Sunday’s Grey Cup clash between the Winnipeg Blue Bombers and B.C. Lions will mark the 20th anniversary of the Toronto Argonauts’ 1991 CFL Championship, a title won under the stewardship of former co-owner, the late John Candy.  On Saturday, TSN will screen a documentary on Candy’s tenure with the team (alongside partners Wayne Gretzky and the later-disgraced Bruce McNall), said telecast coming during a period in which “a whiff of formaldehyde” permeates the contemporary Argos in the view of the Globe & Mail’s Bruce Dowbiggin ;

The film highlights Candy’s manic efforts to make the Argos the coolest kid in class once again, reviving them in a Toronto market infatuated with the Blue Jays and Maple Leafs. Employing Hollywood pals ranging from Jim Belushi to Mariel Hemingway, Candy single-handedly lifted the team and the entire league for a brief moment of gridiron Camelot.

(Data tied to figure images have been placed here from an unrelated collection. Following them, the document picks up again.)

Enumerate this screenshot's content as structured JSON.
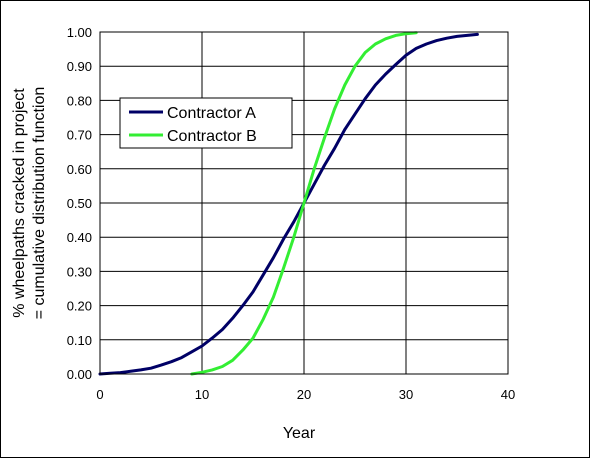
{
  "chart_data": {
    "type": "line",
    "title": "",
    "xlabel": "Year",
    "ylabel_line1": "% wheelpaths cracked in project",
    "ylabel_line2": "= cumulative distribution function",
    "xlim": [
      0,
      40
    ],
    "ylim": [
      0,
      1
    ],
    "x_ticks": [
      "0",
      "10",
      "20",
      "30",
      "40"
    ],
    "y_ticks": [
      "0.00",
      "0.10",
      "0.20",
      "0.30",
      "0.40",
      "0.50",
      "0.60",
      "0.70",
      "0.80",
      "0.90",
      "1.00"
    ],
    "grid": true,
    "legend_position": "upper-left",
    "series": [
      {
        "name": "Contractor A",
        "color": "#000066",
        "x": [
          0,
          1,
          2,
          3,
          4,
          5,
          6,
          7,
          8,
          9,
          10,
          11,
          12,
          13,
          14,
          15,
          16,
          17,
          18,
          19,
          20,
          21,
          22,
          23,
          24,
          25,
          26,
          27,
          28,
          29,
          30,
          31,
          32,
          33,
          34,
          35,
          36,
          37
        ],
        "y": [
          0.0,
          0.002,
          0.004,
          0.008,
          0.012,
          0.017,
          0.026,
          0.036,
          0.048,
          0.065,
          0.082,
          0.105,
          0.13,
          0.163,
          0.2,
          0.24,
          0.29,
          0.34,
          0.395,
          0.445,
          0.5,
          0.555,
          0.61,
          0.66,
          0.715,
          0.76,
          0.805,
          0.845,
          0.877,
          0.905,
          0.932,
          0.952,
          0.965,
          0.975,
          0.982,
          0.987,
          0.99,
          0.993
        ]
      },
      {
        "name": "Contractor B",
        "color": "#33ee33",
        "x": [
          9,
          10,
          11,
          12,
          13,
          14,
          15,
          16,
          17,
          18,
          19,
          20,
          21,
          22,
          23,
          24,
          25,
          26,
          27,
          28,
          29,
          30,
          31
        ],
        "y": [
          0.0,
          0.005,
          0.012,
          0.022,
          0.04,
          0.07,
          0.105,
          0.16,
          0.225,
          0.31,
          0.4,
          0.5,
          0.6,
          0.69,
          0.775,
          0.845,
          0.9,
          0.94,
          0.965,
          0.98,
          0.99,
          0.995,
          0.998
        ]
      }
    ]
  }
}
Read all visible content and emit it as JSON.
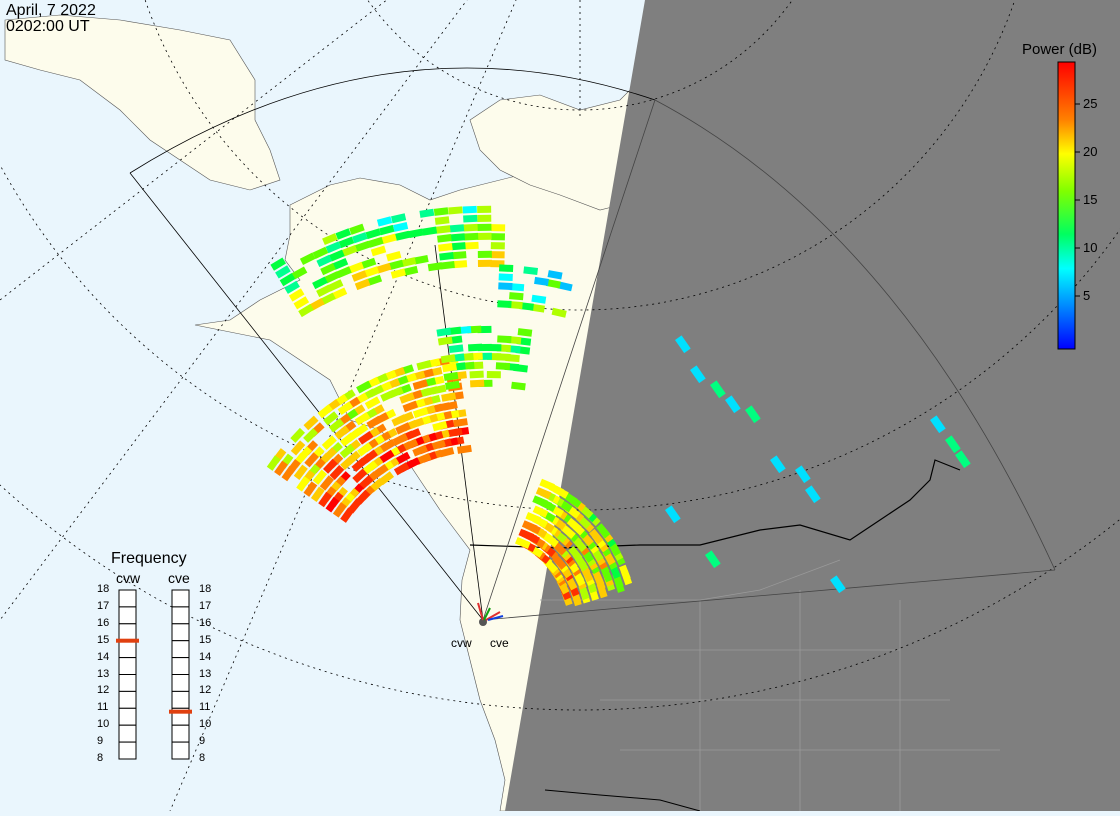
{
  "header": {
    "date": "April, 7 2022",
    "time": "0202:00 UT"
  },
  "colorbar": {
    "title": "Power (dB)",
    "ticks": [
      "25",
      "20",
      "15",
      "10",
      "5"
    ],
    "stops": [
      "#ff0000",
      "#ff8000",
      "#ffff00",
      "#80ff00",
      "#00ff60",
      "#00ffff",
      "#0080ff",
      "#0000ff"
    ]
  },
  "frequency": {
    "title": "Frequency",
    "radars": [
      {
        "name": "cvw",
        "selected": 15
      },
      {
        "name": "cve",
        "selected": 10.8
      }
    ],
    "labels": [
      "18",
      "17",
      "16",
      "15",
      "14",
      "13",
      "12",
      "11",
      "10",
      "9",
      "8"
    ]
  },
  "sites": [
    "cvw",
    "cve"
  ],
  "colors": {
    "ocean": "#eaf6fd",
    "land": "#fdfcec",
    "night": "#7f7f7f",
    "selected_freq": "#e04010"
  }
}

Watching him on the frigid Winnipeg sideline in November of 1991, we vividly recall looking up from our desk at CBC to see the ample Candy bounding across the newsroom toward us, massive paw outstretched as slack-jawed reporters sat stunned to see the movie star in their midst. As the many voices in the piece recall, Candy was everywhere in the brief years between buying the team and selling it days before his death in March of 1994. We were on his list and he made it memorable.

Producer Matt Dunn deftly captures Candy’s enthusiasm for a team that, as now, was being rendered passé by Toronto’s cultural elites. In those days, however, there was no NFL pressing at the gates of Canada’s largest market, threatening the viability of the entire league. As the CFL takes the Grey Cup game to Toronto next year, it’s hard not to lament the shabby condition of the storied tradition Candy so believed in.